En ce qui concerne les plans de modernisation militaire, le Pakistan a été en mesure de compenser ses faiblesses industrielles par l'importation d'équipements militaires étrangers. Notamment, il a établi au fil des ans une relation avec la Chine qui lui a permis d'accéder à des technologies militaires clés, y compris les armes stratégiques. Il est probable que l'adoption par le Pakistan des avancées les plus récentes en matière d'IA se fera par l'accès à la technologie étrangère.

Corée du Nord

La Corée du Nord est le moins transparent de tous les États dotés d'armes nucléaires déclarés. Les doctrines, stratégies et politiques officielles sont généralement classifiées par le gouvernement nord-coréen. À partir du matériel en source ouverte disponible, il n'est pas possible de déterminer si la Corée du Nord a une vision et une politique articulées sur l'IA ou quel pourrait en être le contenu.

Depuis que Kim Jong Un est arrivé au pouvoir en 2011, il a répété à plusieurs reprises que la science et la technologie sont des "actifs stratégiques infinis" et que leur développement est "essentiel" pour le développement économique de la Corée du Nord et pour devenir un État socialiste fort.

Le pays continue de travailler activement sur son programme d'armes nucléaires et élargit et modernise ses missiles balistiques. Bien qu'il n'y ait aucune preuve que la Corée du Nord soit capable de miniaturiser des ogives nucléaires pour ses missiles, beaucoup ont conclu que des progrès significatifs ont été faits.

Impacts de l'IA sur la stabilité stratégique et le risque nucléaire

L'intelligence artificielle pourrait permettre le développement d'applications liées à la force nucléaire qui pourraient avoir des effets à la fois stabilisateurs et déstabilisateurs. Dans les régions où les États dotés d'armes nucléaires jouissent déjà d'une certaine symétrie des forces, tant conventionnelles que nucléaires, l'effet de l'IA pourrait ne pas nécessairement être déstabilisateur. En fait, il pourrait être bénéfique en renforçant l'acceptation de la vulnérabilité mutuelle et fournissant aux décideurs nucléaires la confiance qu'ils sont mieux préparés à faire face aux risques d'escalade nucléaire en temps de crise.

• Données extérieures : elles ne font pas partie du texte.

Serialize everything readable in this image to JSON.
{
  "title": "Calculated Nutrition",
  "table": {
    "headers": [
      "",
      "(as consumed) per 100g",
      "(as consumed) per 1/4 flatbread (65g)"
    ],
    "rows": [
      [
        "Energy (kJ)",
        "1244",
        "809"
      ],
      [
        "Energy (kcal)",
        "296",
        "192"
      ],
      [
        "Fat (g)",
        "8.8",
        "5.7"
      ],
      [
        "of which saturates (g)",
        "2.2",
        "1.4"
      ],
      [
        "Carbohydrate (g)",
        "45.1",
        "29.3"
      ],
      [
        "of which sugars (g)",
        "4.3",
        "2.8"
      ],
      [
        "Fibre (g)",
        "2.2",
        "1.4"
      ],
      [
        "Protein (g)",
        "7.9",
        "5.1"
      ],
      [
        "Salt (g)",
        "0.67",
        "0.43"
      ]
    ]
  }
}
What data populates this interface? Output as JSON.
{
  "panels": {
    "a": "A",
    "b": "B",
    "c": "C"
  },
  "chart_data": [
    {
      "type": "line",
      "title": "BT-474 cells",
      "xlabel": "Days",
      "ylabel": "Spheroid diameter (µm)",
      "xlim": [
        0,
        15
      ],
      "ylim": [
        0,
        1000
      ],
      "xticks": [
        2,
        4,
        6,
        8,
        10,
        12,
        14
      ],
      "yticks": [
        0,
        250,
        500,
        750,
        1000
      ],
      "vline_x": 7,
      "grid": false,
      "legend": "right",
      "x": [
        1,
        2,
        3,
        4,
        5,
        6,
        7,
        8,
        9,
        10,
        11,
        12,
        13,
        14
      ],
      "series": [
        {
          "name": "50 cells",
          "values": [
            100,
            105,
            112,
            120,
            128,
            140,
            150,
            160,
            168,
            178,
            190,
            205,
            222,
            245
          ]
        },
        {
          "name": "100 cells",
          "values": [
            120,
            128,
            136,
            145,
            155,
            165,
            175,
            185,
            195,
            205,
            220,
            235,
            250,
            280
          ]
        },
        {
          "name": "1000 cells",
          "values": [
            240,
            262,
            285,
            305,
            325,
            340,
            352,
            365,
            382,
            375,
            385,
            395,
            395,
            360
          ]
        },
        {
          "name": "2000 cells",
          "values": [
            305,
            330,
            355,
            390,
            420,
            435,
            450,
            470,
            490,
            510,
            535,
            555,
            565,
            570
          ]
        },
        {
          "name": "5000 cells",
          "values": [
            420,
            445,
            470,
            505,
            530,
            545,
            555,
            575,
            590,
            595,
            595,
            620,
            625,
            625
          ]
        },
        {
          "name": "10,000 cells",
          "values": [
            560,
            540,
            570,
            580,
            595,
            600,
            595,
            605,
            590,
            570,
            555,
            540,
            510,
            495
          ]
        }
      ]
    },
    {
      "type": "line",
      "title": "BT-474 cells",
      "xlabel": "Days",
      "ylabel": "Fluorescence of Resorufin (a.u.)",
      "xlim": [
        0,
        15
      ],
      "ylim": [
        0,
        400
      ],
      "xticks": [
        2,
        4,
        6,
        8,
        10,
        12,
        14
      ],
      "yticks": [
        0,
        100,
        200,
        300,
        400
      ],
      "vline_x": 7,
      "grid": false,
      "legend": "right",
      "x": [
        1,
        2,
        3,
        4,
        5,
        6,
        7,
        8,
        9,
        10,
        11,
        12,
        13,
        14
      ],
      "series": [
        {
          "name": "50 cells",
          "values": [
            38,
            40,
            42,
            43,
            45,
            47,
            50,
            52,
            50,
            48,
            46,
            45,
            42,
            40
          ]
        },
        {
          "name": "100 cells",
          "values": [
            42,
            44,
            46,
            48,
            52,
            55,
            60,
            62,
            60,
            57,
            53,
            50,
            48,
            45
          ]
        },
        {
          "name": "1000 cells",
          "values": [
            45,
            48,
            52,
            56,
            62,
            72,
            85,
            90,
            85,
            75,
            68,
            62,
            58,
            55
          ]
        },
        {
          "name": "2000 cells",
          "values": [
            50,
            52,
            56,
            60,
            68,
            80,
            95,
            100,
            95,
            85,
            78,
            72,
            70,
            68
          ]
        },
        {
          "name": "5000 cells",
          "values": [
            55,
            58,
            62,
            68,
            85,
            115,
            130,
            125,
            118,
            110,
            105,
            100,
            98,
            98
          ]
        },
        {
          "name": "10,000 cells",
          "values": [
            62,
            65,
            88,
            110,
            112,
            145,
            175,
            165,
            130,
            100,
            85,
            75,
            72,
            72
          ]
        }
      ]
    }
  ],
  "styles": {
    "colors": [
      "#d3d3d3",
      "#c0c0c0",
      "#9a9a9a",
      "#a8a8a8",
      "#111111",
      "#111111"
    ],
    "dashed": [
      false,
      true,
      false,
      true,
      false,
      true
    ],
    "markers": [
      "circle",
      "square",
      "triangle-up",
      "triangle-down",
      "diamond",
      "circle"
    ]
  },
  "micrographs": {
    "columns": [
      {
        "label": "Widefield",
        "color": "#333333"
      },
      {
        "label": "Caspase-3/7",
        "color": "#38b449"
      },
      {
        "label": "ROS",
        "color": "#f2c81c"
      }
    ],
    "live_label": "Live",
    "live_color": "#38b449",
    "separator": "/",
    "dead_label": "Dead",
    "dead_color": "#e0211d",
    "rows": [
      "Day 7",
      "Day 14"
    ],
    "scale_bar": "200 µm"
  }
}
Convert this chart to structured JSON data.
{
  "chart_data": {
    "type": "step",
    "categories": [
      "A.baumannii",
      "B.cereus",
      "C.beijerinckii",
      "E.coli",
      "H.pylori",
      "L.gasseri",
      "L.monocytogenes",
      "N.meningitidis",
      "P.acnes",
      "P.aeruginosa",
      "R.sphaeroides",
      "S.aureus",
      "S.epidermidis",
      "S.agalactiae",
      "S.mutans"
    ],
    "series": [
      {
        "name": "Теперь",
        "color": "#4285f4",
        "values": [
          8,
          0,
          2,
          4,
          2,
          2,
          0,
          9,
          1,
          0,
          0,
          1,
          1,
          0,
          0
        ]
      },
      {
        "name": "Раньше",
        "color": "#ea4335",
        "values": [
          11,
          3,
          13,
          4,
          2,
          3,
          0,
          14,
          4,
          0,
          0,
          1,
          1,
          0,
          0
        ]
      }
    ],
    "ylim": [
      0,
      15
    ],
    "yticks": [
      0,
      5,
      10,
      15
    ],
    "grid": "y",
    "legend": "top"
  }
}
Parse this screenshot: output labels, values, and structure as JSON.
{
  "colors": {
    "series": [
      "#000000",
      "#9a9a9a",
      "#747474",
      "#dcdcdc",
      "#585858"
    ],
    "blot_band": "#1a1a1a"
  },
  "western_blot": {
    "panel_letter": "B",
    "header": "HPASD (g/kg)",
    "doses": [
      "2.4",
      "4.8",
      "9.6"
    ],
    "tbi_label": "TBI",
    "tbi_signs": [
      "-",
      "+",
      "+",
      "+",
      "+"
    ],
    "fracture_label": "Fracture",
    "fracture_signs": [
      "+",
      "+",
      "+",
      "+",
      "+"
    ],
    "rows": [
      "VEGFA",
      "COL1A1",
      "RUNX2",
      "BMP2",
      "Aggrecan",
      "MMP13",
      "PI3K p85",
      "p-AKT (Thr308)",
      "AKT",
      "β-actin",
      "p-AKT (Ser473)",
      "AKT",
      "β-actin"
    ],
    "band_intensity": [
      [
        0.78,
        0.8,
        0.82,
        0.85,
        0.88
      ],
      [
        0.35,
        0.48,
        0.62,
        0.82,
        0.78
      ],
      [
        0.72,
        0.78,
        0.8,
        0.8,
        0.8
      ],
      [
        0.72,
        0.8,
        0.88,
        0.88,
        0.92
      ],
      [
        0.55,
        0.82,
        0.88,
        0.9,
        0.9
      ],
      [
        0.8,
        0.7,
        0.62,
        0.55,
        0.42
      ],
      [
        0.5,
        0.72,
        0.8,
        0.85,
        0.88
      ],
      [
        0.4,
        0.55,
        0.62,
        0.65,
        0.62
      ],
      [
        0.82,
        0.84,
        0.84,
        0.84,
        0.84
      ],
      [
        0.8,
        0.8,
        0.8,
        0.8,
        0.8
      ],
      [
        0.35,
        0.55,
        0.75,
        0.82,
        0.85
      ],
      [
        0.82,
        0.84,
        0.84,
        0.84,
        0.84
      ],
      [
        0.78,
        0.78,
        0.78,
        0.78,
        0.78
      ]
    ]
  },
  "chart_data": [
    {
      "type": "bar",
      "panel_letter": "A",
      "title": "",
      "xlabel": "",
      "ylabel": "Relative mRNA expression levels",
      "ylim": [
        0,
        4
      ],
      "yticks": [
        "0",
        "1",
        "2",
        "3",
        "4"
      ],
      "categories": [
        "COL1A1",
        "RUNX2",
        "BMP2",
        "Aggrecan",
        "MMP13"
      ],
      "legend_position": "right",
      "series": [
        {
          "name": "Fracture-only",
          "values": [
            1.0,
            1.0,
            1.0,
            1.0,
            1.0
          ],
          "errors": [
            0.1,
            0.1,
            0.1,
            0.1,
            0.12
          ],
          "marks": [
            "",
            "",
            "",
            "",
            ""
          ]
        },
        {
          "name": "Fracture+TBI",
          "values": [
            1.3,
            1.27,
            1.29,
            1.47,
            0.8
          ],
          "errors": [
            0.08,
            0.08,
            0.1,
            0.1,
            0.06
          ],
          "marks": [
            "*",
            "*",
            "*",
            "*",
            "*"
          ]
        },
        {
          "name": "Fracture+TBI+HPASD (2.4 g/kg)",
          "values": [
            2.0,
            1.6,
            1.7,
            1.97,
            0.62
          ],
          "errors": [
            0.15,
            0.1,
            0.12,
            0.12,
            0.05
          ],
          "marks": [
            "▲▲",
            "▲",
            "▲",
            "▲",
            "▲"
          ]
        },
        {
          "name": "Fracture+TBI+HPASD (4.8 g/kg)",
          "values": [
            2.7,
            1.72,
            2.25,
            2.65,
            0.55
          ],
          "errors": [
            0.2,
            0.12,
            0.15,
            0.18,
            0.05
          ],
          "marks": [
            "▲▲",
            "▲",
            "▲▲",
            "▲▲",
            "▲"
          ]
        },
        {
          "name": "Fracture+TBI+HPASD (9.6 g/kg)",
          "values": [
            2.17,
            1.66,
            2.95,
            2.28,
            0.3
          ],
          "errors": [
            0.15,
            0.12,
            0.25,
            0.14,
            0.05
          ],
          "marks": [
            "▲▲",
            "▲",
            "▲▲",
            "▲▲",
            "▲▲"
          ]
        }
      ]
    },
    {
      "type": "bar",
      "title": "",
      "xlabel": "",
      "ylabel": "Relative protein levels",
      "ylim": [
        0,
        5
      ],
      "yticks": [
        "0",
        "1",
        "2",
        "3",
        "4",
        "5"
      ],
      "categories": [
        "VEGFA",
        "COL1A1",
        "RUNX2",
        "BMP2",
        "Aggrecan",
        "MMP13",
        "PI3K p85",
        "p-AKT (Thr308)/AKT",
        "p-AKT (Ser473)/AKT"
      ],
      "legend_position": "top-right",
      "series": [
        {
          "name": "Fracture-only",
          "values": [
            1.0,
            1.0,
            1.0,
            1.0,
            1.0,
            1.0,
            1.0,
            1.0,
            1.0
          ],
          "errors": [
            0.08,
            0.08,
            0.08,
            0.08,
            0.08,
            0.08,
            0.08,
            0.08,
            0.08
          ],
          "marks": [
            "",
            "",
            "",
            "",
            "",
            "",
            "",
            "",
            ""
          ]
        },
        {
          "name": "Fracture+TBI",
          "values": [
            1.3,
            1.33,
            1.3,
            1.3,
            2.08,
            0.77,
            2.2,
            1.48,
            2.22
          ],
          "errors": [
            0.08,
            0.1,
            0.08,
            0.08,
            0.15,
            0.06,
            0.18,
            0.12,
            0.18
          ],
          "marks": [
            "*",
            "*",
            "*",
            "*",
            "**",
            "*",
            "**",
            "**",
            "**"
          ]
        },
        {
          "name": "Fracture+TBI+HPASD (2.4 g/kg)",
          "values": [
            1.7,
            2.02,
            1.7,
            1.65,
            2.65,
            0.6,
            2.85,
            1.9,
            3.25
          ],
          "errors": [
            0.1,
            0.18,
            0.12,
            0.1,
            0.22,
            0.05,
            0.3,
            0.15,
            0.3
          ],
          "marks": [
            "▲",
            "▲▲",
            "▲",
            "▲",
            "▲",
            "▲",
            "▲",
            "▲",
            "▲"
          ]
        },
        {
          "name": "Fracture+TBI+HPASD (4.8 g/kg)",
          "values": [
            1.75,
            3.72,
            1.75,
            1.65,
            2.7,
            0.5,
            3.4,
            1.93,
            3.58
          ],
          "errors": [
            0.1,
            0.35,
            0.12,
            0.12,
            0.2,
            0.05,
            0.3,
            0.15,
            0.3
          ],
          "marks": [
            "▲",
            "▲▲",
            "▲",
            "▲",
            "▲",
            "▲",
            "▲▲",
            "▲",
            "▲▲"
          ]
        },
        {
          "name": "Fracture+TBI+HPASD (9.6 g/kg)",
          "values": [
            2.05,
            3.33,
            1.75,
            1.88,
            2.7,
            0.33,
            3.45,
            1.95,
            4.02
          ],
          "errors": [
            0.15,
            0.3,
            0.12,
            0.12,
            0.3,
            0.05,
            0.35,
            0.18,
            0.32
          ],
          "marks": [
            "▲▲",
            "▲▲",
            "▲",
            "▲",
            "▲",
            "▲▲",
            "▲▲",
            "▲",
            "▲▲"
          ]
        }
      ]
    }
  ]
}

D'un autre côté, l'incorporation de l'IA dans les systèmes militaires pourrait également augmenter le risque d'escalade vers un conflit nucléaire, soit accidentellement (c'est-à-dire à la suite d'une défaillance technique ou d'une utilisation non autorisée), soit involontairement (c'est-à-dire comme la conséquence non intentionnelle d'une décision de mener une guerre conventionnelle). De plus, l'IA est une technologie qui peut être mal interprétée et difficile à contrôler à cause de son côté dual. Si un État est convaincu que son adversaire investit massivement dans l’IA, de sorte à menacer sa capacité de seconde frappe. Cela pourrait suffire à générer de l'insécurité et à amener l'État en question à adopter des mesures qui pourraient avoir un impact négatif sur la stabilité stratégique et augmenter le risque d'un conflit nucléaire.